After the new indicator arrived, I fixed it myself. This repair was more stressful than I’d imagined. I’ve made numerous repairs to my Dyson, and I thought switching the flow indicators would be no big deal. It proved to be a big deal, and I found myself wishing I’d dropped Big Green off at a vacuum repair shop. The problem is, there are no such shops where I live.
My biggest struggle switching out the indicators were two plastic hoses which monitor water flow. Water flow makes the indicator’s dial zoom in circles. The tubes were easy to detach but incredibly hard to reattach; I was lucky I didn’t pierce one or both. Metal clasps attach the hoses to the indicator, and they are tough to open and close. At one point, I was so frustrated, I almost threw in the towel and ordered a new Big Green.
The average person can change a broken flow and indicator, but keep in mind that it’s a small but stressful job. (The type of job that on a humid summer day you consider adding another layer of deodorant. This job made me sweat!)
With over five years of use, Big Green leaked twice. The first time, it felt like it Big Green cheated on me. How could it be? Due to purchasing and using a handful of carpet cleaners, I’m now quick-tempered when it comes to leaks. Before Big Green, leaks from other machines were atrocious; many times they were worse than the stains I was trying to remove. Just as I finished cleaning a room, sludgy water often leaked from the bottom, leaving a trail of inky splotches that seeped deep into the carpet. I loathed having to re-clean parts of a room due to leaks and crappy carpet cleaners. And make no mistake – leak stains from these dinky carpet shampooers were awful.
Leaks from previous carpet cleaners initially lead me to discover Big Green. With other machines, I often spent as much time trying to remove the leak stains as I did cleaning the carpet itself.

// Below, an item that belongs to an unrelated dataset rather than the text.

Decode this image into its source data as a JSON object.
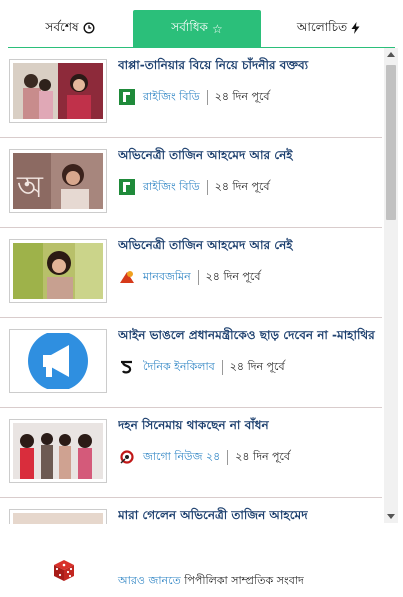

The leaks from Big Green are nothing compared to the dark, sludgy marks left from its competitors. One pass over with the cleaning solution in Big Green’s tank, and methodical extraction, the leaks lifted without fuss or a meltdown on my part. I don’t like that Big Green had two small leaks, but I know that over time any carpet cleaning machine will have a few minor hiccups.
Pretreatment and Shampoo
On Amazon’s site, you’ll notice Bissell suggests to use their brand shampoo in Big Green: Deep Clean Pro 2X Deep Cleaning Concentrated Carpet Shampoo. It is usually my go-to shampoo I use in the water tank, and I like it. I’ve tried several different brands and even others within Bissell’s range. I still prefer Bissell’s Deep Clean Pro 2x because it produces excellent results.
The key is not to use too much shampoo in the water tank; this leads to cleaning residue left behind. Fill the capful to the designated line and stop. Sometimes, you can even use less shampoo than suggested. Because I spot treat beforehand, I often use less shampoo than the directions state. If I do overdo the shampoo and it’s too soapy on the carpet, I’ll often go over the area with only water in the machine’s tank. And then, of course, I take an extra-long time extracting.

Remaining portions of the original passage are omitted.